Диссертация изложена на 99 страницах машинописного текста. Работа содержит 13 таблиц, иллюстрирована 19 рисунками. Работа состоит из введения, обзора литературы, материалов и методов, собственных клинических исследований, заключения, выводов, списка литературы. Библиография включает 189 отечественных и иностранных источников. Исследования выполнены в ГУ НИИ ГБ РАМН на базе лаборатории контактной коррекции: руководитель лаборатории - доктор, мед. наук, член-корр. РАМН, проф. Аветисов С.Э.

Методы коррекции миопии высокой степени

В настоящее время очковая коррекция занимает значительное место среди методов коррекции аметропии. Она эффективна при слабых и средних степенях миопии, но не обеспечивает достижения необходимых функциональных результатов при миопии высокой степени, поскольку имеет место уменьшение величины ретинального изображения и сферическая аберрация. В связи с этим, переносимая очковая коррекция практически всегда предопределяет снижение функционального результата. Низкая острота зрения у близоруких снижает их трудоспособность, ограничивает возможности в выборе профессии (74, 75). Кроме того, очки имеют ряд дополнительных недостатков: запотевают при резкой смене температур, могут иметь значительный вес, многие пациенты испытывают косметический дискомфорт, у других - очки не могут быть использованы в связи с особенностями профессиональной деятельности.

Контактная коррекция гораздо более эффективна в сравнении с очковой, а широкое использование контактных линз в повседневной практике стало значительным достижением в коррекции близорукости (74, 82, 83, 127, 173). Основным критерием в пользу назначения контактных линз при высокой степени миопии является существенное повышение остроты и качества зрения по сравнению с переносимой очковой коррекцией (43). Составляя единую систему с оптикой глаза, они в меньшей степени изменяют размеры изображения на сетчатке, способствуют уменьшению аберраций высоких порядков и не сужают периферического поля зрения (43, 188, 169).

В ряде случаев наблюдается индивидуальная «непереносимость» контактных линз (111, 162). Линзы требуют тщательного ухода, установка и снятие их может вызвать определённые трудности, при ношении линз могут возникать осложнения, основными причинами которых обычно являются нарушение режима ношения линз, несоблюдение правил хранения и обработки, правил личной гигиены, повреждение линз, образование на них отложений, токсическое действие растворов. Осложнения проявляются повреждениями роговицы (поверхностный кератит, эрозии), также -аллергическими реакциями (аллергические конъюнктивиты, гигантский папиллярный конъюнктивит и др.), инфекционными заболеваниями (вирусные кератиты и конъюнктивиты, акантамёбный кератит, язва роговицы и др.) и гипоксическими реакциями (отёк роговицы, новообразованные сосуды, синдром «сухого глаза»)

Одним из недостатков является частая замена линз из-за их повреждений, загрязнений, потерь, а также несовместимость их ношения с характером ряда профессий (181, 183).

Из вышеперечисленного видно, что у пациентов с миопией высокой степени традиционные методы коррекции не всегда обеспечивают полную медицинскую и профессиональную реабилитацию.
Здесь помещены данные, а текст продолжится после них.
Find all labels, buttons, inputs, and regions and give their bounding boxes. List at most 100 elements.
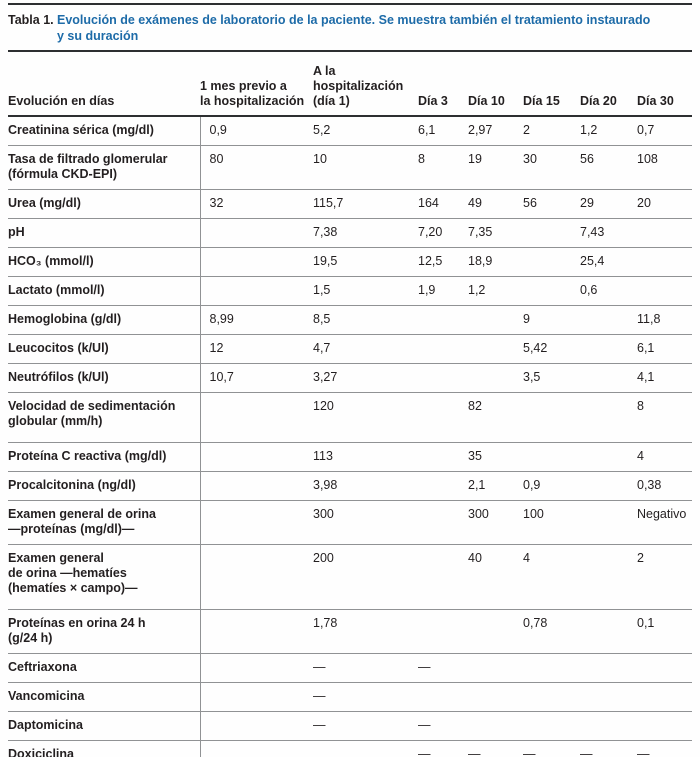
cell-value [468,653,523,683]
table-row: Tasa de filtrado glomerular (fórmula CKD… [8,145,692,190]
cell-value [580,544,637,610]
table-row: Proteína C reactiva (mg/dl) 113 35 4 [8,442,692,472]
cell-value: — [637,740,692,757]
cell-value: 10 [313,145,418,190]
row-label: Proteínas en orina 24 h (g/24 h) [8,609,200,654]
cell-value [523,276,580,306]
cell-value [468,305,523,335]
cell-value: 29 [580,189,637,219]
cell-value: Negativo [637,500,692,545]
row-label: Examen general de orina —hematíes (hemat… [8,544,200,610]
column-header: 1 mes previo a la hospitalización [200,52,313,117]
cell-value: 3,5 [523,363,580,393]
cell-value: — [418,740,468,757]
table-row: HCO₃ (mmol/l) 19,5 12,5 18,9 25,4 [8,247,692,277]
cell-value: 1,9 [418,276,468,306]
cell-value [199,247,313,277]
table-row: Procalcitonina (ng/dl) 3,98 2,1 0,9 0,38 [8,471,692,501]
table-body: Creatinina sérica (mg/dl) 0,9 5,2 6,1 2,97 2 1… [8,116,692,757]
table-row: pH 7,38 7,20 7,35 7,43 [8,218,692,248]
row-label: Leucocitos (k/Ul) [8,334,200,364]
cell-value [637,247,692,277]
cell-value [468,711,523,741]
cell-value: 2,1 [468,471,523,501]
cell-value [637,218,692,248]
cell-value: 100 [523,500,580,545]
cell-value: 20 [637,189,692,219]
cell-value: 1,5 [313,276,418,306]
cell-value: 7,38 [313,218,418,248]
top-rule [8,3,692,5]
row-label: Doxiciclina [8,740,200,757]
cell-value: 40 [468,544,523,610]
document-page: Tabla 1. Evolución de exámenes de labora… [0,3,700,757]
cell-value [199,544,313,610]
table-row: Proteínas en orina 24 h (g/24 h) 1,78 0,78… [8,609,692,654]
cell-value [580,682,637,712]
cell-value: 108 [637,145,692,190]
cell-value [468,682,523,712]
column-header-evolucion: Evolución en días [8,52,200,117]
cell-value: 30 [523,145,580,190]
cell-value: 19,5 [313,247,418,277]
cell-value [199,392,313,443]
cell-value: 115,7 [313,189,418,219]
cell-value [580,471,637,501]
cell-value: 0,1 [637,609,692,654]
cell-value: 3,98 [313,471,418,501]
cell-value [199,609,313,654]
cell-value [468,363,523,393]
table-title: Tabla 1. Evolución de exámenes de labora… [8,5,692,50]
cell-value [199,471,313,501]
table-title-number: Tabla 1. [8,13,54,27]
row-label: Examen general de orina —proteínas (mg/d… [8,500,200,545]
cell-value [523,711,580,741]
cell-value: 164 [418,189,468,219]
cell-value: — [313,682,418,712]
cell-value: 82 [468,392,523,443]
table-row: Vancomicina — [8,682,692,712]
column-header: Día 15 [523,52,580,117]
cell-value [580,442,637,472]
cell-value: 200 [313,544,418,610]
cell-value: 12 [199,334,313,364]
cell-value: 0,7 [637,123,655,137]
cell-value: 7,43 [580,218,637,248]
cell-value [199,218,313,248]
column-header: A la hospitalización (día 1) [313,52,418,117]
cell-value: 12,5 [418,247,468,277]
table-row: Creatinina sérica (mg/dl) 0,9 5,2 6,1 2,97 2 1… [8,116,692,146]
table-row: Hemoglobina (g/dl) 8,99 8,5 9 11,8 [8,305,692,335]
cell-value: — [313,711,418,741]
table-header-row: Evolución en días 1 mes previo a la hospi… [8,52,692,117]
cell-value [418,682,468,712]
row-label: Lactato (mmol/l) [8,276,200,306]
cell-value: 6,1 [418,123,436,137]
cell-value [418,500,468,545]
table-row: Doxiciclina — — — — — [8,740,692,757]
cell-value: 10,7 [199,363,313,393]
cell-value [580,305,637,335]
cell-value: 3,27 [313,363,418,393]
cell-value [199,500,313,545]
table-header: Evolución en días 1 mes previo a la hospi… [8,52,692,117]
cell-value: 0,78 [523,609,580,654]
cell-value [637,711,692,741]
cell-value [523,247,580,277]
cell-value: 8,5 [313,305,418,335]
cell-value: — [468,740,523,757]
cell-value [418,609,468,654]
cell-value: 1,2 [468,276,523,306]
cell-value: 56 [580,145,637,190]
title-rule [8,50,692,52]
cell-value [523,442,580,472]
cell-value [523,682,580,712]
cell-value [580,334,637,364]
table-row: Urea (mg/dl) 32 115,7 164 49 56 29 20 [8,189,692,219]
cell-value: 0,9 [199,116,313,146]
row-label: Ceftriaxona [8,653,200,683]
cell-value: 5,42 [523,334,580,364]
cell-value [637,276,692,306]
cell-value [523,653,580,683]
cell-value: 0,6 [580,276,637,306]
В связи с этим поиск альтернативных, а именно хирургических методов коррекции оправдан.

Одним из наиболее эффективных методов коррекции миопии высокой степени являются рефракционные операции.

Термин "рефракционная хирургия" является собирательным и объединяет группу различных по технике и механизму хирургических вмешательств, направленных на изменение общей рефракции глаза за счет воздействия на его различные анатомо-оптические элементы. В миопических глазах ослабление общей рефракции достигается либо уменьшением преломляющей силы роговицы, либо за счет удаления прозрачного хрусталика и имплантации слабоположительной интраокулярной линзы (ИОЛ) или имплантации отрицательной ИОЛ в факичный миопический глаз (4).
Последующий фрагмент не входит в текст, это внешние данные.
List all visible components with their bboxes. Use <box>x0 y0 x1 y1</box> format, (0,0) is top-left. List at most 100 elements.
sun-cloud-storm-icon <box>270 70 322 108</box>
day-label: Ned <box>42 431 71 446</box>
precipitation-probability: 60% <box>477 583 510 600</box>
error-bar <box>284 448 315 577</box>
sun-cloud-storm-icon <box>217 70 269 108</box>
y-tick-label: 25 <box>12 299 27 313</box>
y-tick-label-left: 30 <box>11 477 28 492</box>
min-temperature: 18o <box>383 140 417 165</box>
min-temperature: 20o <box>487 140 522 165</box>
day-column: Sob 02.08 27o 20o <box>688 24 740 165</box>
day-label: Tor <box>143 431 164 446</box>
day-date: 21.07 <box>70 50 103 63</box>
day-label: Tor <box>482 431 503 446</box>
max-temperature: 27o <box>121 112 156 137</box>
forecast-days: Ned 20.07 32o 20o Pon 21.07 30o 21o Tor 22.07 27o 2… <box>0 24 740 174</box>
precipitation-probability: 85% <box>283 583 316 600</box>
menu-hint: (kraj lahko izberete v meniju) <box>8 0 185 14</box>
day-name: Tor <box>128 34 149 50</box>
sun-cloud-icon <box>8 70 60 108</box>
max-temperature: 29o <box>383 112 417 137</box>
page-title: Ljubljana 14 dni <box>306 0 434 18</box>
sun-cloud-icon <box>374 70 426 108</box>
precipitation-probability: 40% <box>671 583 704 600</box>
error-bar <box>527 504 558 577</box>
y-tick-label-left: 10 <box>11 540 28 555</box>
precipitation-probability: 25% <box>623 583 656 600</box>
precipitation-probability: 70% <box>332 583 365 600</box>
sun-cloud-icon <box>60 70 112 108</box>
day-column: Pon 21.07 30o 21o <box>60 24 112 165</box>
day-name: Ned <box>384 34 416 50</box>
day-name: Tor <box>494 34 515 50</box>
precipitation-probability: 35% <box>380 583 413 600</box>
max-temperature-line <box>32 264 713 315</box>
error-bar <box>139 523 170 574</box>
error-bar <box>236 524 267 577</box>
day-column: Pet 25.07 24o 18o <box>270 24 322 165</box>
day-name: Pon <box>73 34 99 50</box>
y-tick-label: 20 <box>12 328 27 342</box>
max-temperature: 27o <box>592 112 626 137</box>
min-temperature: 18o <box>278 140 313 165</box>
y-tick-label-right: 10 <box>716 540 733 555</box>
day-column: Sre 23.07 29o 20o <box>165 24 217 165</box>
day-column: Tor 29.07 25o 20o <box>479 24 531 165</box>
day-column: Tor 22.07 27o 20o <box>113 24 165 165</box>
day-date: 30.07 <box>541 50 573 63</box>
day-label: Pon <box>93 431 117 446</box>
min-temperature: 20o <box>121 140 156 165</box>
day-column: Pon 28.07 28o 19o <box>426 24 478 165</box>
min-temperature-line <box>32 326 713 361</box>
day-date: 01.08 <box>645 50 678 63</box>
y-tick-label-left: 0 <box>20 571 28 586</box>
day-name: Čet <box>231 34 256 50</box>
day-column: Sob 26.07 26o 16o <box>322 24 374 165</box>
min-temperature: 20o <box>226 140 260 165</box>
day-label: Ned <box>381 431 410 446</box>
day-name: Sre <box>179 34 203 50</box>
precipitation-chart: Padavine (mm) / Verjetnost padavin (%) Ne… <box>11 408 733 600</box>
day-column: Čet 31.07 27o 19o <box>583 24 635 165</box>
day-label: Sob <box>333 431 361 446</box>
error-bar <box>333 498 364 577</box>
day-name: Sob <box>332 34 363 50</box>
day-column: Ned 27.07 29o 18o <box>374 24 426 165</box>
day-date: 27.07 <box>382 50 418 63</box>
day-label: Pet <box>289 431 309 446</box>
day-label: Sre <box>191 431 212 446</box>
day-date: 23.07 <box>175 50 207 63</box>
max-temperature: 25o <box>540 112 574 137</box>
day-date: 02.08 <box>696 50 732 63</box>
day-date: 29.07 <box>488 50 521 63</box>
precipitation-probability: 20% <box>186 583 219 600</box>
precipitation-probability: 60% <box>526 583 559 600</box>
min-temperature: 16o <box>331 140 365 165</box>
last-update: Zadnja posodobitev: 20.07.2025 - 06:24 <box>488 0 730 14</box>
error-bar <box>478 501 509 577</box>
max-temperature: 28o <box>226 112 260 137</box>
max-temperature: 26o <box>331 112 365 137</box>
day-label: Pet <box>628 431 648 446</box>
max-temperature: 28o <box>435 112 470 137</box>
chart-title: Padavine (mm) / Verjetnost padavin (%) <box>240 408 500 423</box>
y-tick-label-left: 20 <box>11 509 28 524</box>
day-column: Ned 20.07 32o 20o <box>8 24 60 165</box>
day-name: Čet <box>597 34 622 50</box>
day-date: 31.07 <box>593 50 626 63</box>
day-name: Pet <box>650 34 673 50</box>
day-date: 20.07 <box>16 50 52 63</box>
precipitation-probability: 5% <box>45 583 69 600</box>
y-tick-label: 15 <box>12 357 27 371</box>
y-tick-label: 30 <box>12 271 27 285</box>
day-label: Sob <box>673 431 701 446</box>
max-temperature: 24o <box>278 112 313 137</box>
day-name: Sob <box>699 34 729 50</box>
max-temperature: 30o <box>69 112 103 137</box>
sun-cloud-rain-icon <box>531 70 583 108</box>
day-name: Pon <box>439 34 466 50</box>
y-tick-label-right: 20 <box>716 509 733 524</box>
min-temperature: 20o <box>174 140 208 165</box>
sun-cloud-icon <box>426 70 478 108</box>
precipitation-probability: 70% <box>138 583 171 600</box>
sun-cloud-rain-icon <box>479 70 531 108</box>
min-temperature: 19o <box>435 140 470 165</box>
В настоящее время все методы хирургической коррекции миопии высокой степени, применяемые в клинической практике, могут быть разделены на две основные группы:

1. Операции, выполняемые на роговице, и направленные на уменьшение её преломляющей силы за счет изменения радиуса кривизны ее поверхности (кераторефракционные операции).

2. Операции с имплантацией дополнительной оптической линзы или экстракция прозрачного хрусталика с имплантацией ИОЛ (интраокулярные операции).
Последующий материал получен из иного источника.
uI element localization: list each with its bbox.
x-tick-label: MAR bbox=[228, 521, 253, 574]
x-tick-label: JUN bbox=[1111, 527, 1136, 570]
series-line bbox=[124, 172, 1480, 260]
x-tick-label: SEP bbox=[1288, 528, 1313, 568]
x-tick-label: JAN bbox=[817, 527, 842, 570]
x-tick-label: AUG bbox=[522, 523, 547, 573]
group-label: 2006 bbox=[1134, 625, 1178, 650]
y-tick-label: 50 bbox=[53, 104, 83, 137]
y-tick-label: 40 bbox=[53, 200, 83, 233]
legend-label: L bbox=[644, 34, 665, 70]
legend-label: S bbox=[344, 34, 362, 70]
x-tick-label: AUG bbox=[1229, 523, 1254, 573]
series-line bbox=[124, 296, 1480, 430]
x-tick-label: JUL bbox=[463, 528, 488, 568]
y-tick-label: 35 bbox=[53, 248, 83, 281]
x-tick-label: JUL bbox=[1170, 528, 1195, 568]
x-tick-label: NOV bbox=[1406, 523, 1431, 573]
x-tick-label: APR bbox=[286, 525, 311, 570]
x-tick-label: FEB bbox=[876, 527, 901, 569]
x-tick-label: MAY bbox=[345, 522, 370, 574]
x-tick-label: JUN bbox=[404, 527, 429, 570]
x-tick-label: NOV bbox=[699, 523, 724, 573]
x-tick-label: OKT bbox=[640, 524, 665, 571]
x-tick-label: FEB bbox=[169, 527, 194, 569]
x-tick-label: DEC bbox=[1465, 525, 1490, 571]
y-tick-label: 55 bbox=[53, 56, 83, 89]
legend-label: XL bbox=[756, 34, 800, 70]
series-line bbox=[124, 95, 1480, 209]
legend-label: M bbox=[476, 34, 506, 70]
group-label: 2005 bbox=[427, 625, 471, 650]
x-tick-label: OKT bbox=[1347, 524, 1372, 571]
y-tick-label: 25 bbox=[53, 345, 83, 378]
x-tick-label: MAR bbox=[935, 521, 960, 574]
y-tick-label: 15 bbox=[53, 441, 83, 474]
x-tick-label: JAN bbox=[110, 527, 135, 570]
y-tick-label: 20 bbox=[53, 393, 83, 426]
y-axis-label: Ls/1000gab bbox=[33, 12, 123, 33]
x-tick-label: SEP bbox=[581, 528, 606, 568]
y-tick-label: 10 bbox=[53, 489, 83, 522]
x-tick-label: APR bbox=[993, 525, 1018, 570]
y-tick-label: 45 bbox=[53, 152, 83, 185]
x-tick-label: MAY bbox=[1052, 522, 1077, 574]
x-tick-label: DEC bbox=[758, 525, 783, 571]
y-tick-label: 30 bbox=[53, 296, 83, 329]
Кераторефракционные методы

Впервые хирургическое вмешательство на прозрачной роговице с целью исправления аномалии рефракции было предложено J.Barraquer (1949). Ему же принадлежит термин "рефракционная кератопластика", объединяющая все хирургические вмешательства, на роговице применяемые с рефракционной целью.

Неперфорирующая резекция роговицы, проведенная впервые J.Barraquer в 1949 году, и заключавшаяся в иссечении передних слоев периферического кольца роговицы, теоретически позволяла дозировать рефракционный эффект, однако практически осуществить это было проблематично, так как максимально возможная ширина резецируемого кольца составляла-0,75-1,0 мм, а эффект операции был ограничен. (128, 165).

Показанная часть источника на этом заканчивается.